05/12/11

Recensione di "Irma Vep" su Salad Days

di Flavio Ignelzi

"L’Italia si sta dimostrando un’ottima fucina di gruppi post-rock à la Mogwai/Godspeed You! Black Emperor (lasciatemi passare la semplificazione da inventario comunale). Mi vengono in mente Giardini Di Mirò, Gatto Ciliegia Contro Il Grande Freddo, Port-Royal, Il Cielo Di Bagdad, Mokadelic.
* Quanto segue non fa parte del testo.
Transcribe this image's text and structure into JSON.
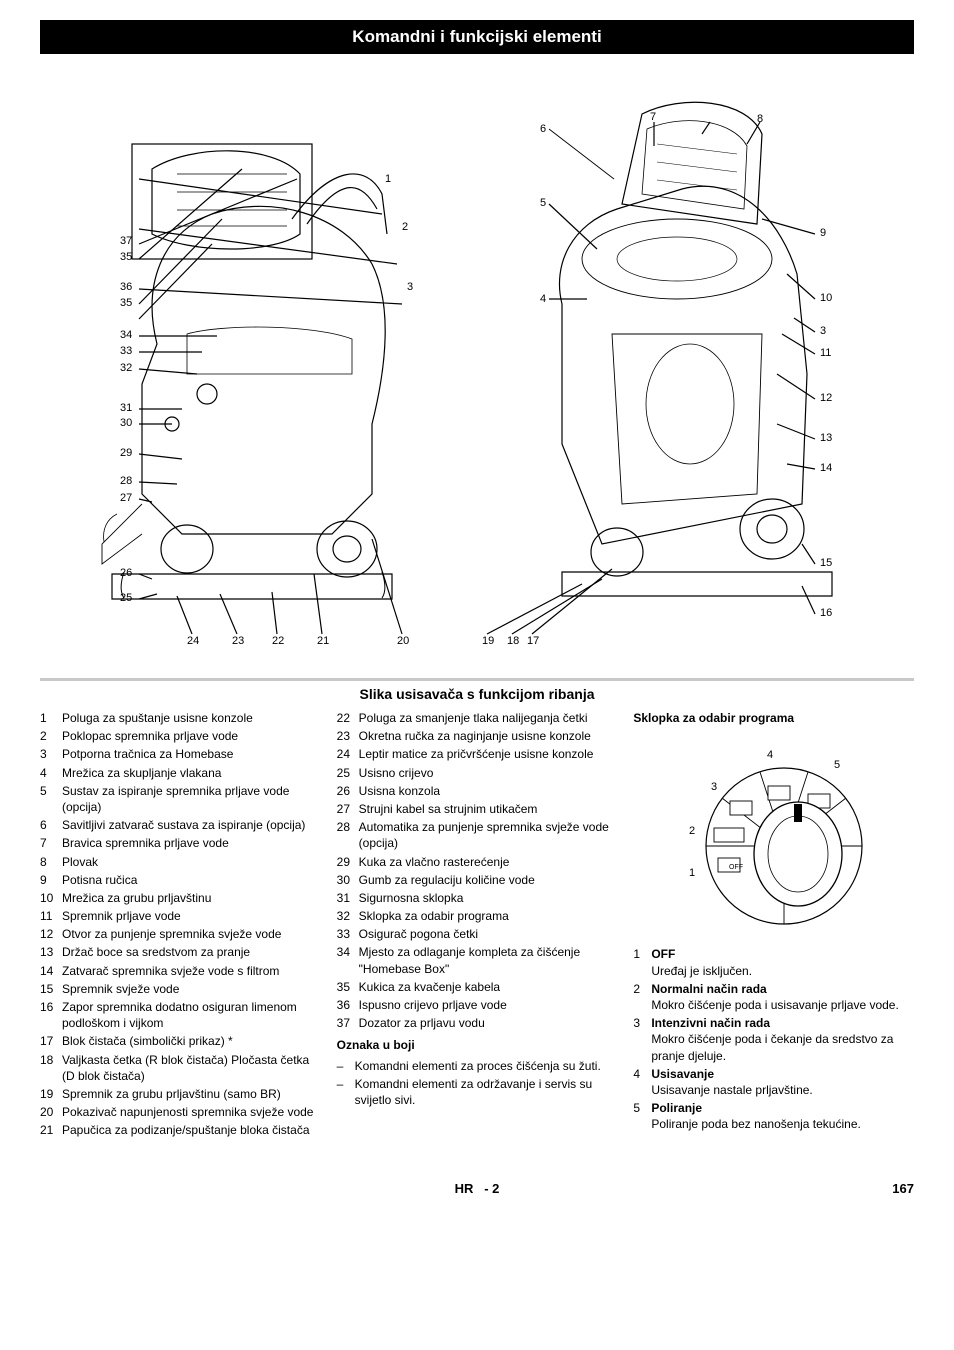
{
  "banner": "Komandni i funkcijski elementi",
  "subbanner": "Slika usisavača s funkcijom ribanja",
  "diagram": {
    "leftNumbers": [
      "1",
      "2",
      "37",
      "35",
      "3",
      "36",
      "35",
      "34",
      "33",
      "32",
      "31",
      "30",
      "29",
      "28",
      "27",
      "26",
      "25"
    ],
    "bottomNumbers": [
      "24",
      "23",
      "22",
      "21",
      "20",
      "19",
      "18",
      "17"
    ],
    "topNumbers": [
      "5",
      "6",
      "7",
      "8",
      "4"
    ],
    "rightNumbers": [
      "9",
      "10",
      "3",
      "11",
      "12",
      "13",
      "14",
      "15",
      "16"
    ]
  },
  "legendCol1": [
    {
      "n": "1",
      "t": "Poluga za spuštanje usisne konzole"
    },
    {
      "n": "2",
      "t": "Poklopac spremnika prljave vode"
    },
    {
      "n": "3",
      "t": "Potporna tračnica za Homebase"
    },
    {
      "n": "4",
      "t": "Mrežica za skupljanje vlakana"
    },
    {
      "n": "5",
      "t": "Sustav za ispiranje spremnika prljave vode (opcija)"
    },
    {
      "n": "6",
      "t": "Savitljivi zatvarač sustava za ispiranje (opcija)"
    },
    {
      "n": "7",
      "t": "Bravica spremnika prljave vode"
    },
    {
      "n": "8",
      "t": "Plovak"
    },
    {
      "n": "9",
      "t": "Potisna ručica"
    },
    {
      "n": "10",
      "t": "Mrežica za grubu prljavštinu"
    },
    {
      "n": "11",
      "t": "Spremnik prljave vode"
    },
    {
      "n": "12",
      "t": "Otvor za punjenje spremnika svježe vode"
    },
    {
      "n": "13",
      "t": "Držač boce sa sredstvom za pranje"
    },
    {
      "n": "14",
      "t": "Zatvarač spremnika svježe vode s filtrom"
    },
    {
      "n": "15",
      "t": "Spremnik svježe vode"
    },
    {
      "n": "16",
      "t": "Zapor spremnika dodatno osiguran limenom podloškom i vijkom"
    },
    {
      "n": "17",
      "t": "Blok čistača (simbolički prikaz) *"
    },
    {
      "n": "18",
      "t": "Valjkasta četka (R blok čistača) Pločasta četka (D blok čistača)"
    },
    {
      "n": "19",
      "t": "Spremnik za grubu prljavštinu (samo BR)"
    },
    {
      "n": "20",
      "t": "Pokazivač napunjenosti spremnika svježe vode"
    },
    {
      "n": "21",
      "t": "Papučica za podizanje/spuštanje bloka čistača"
    }
  ],
  "legendCol2": [
    {
      "n": "22",
      "t": "Poluga za smanjenje tlaka nalijeganja četki"
    },
    {
      "n": "23",
      "t": "Okretna ručka za naginjanje usisne konzole"
    },
    {
      "n": "24",
      "t": "Leptir matice za pričvršćenje usisne konzole"
    },
    {
      "n": "25",
      "t": "Usisno crijevo"
    },
    {
      "n": "26",
      "t": "Usisna konzola"
    },
    {
      "n": "27",
      "t": "Strujni kabel sa strujnim utikačem"
    },
    {
      "n": "28",
      "t": "Automatika za punjenje spremnika svježe vode (opcija)"
    },
    {
      "n": "29",
      "t": "Kuka za vlačno rasterećenje"
    },
    {
      "n": "30",
      "t": "Gumb za regulaciju količine vode"
    },
    {
      "n": "31",
      "t": "Sigurnosna sklopka"
    },
    {
      "n": "32",
      "t": "Sklopka za odabir programa"
    },
    {
      "n": "33",
      "t": "Osigurač pogona četki"
    },
    {
      "n": "34",
      "t": "Mjesto za odlaganje kompleta za čišće­nje \"Homebase Box\""
    },
    {
      "n": "35",
      "t": "Kukica za kvačenje kabela"
    },
    {
      "n": "36",
      "t": "Ispusno crijevo prljave vode"
    },
    {
      "n": "37",
      "t": "Dozator za prljavu vodu"
    }
  ],
  "colorHead": "Oznaka u boji",
  "colorNotes": [
    "Komandni elementi za proces čišćenja su žuti.",
    "Komandni elementi za održavanje i ser­vis su svijetlo sivi."
  ],
  "col3Head": "Sklopka za odabir programa",
  "dial": {
    "labels": [
      "1",
      "2",
      "3",
      "4",
      "5"
    ],
    "off": "OFF"
  },
  "modes": [
    {
      "n": "1",
      "h": "OFF",
      "t": "Uređaj je isključen."
    },
    {
      "n": "2",
      "h": "Normalni način rada",
      "t": "Mokro čišćenje poda i usisavanje prlja­ve vode."
    },
    {
      "n": "3",
      "h": "Intenzivni način rada",
      "t": "Mokro čišćenje poda i čekanje da sred­stvo za pranje djeluje."
    },
    {
      "n": "4",
      "h": "Usisavanje",
      "t": "Usisavanje nastale prljavštine."
    },
    {
      "n": "5",
      "h": "Poliranje",
      "t": "Poliranje poda bez nanošenja tekućine."
    }
  ],
  "footer": {
    "lang": "HR",
    "page": "2",
    "abs": "167",
    "sep": "-"
  }
}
Gli Amp Rive, che annoverano anche membri di The Death Of Anna Karina, contribuiscono a tenere alta la media qualitativa schierandosi a favore della formula strumentale e poco elettronica, limpida come la copertina di Emanuele Sferruzza Moszkowicz, invernale come i campi di grano innevati, accogliente come una cucina con il camino acceso. La band di Reggio Emilia trascrive in maniera quasi calligrafica un suono già standardizzato (e forse ormai abusato), per riproporlo in una forma che è tutt’altro che banale o approssimativa. Gli Amp Rive paiono abili nello sfruttare le melodie a loro vantaggio, con crescendo emozionali e aperture imponenti, ed equilibrati nell’arrangiare le sei tracce e nel liberare la loro forza strumentale soltanto dove necessita realmente. ‘Irma Vep’ esce per l’etichetta francese Als Das Kind, ma è in free download. Cercateli."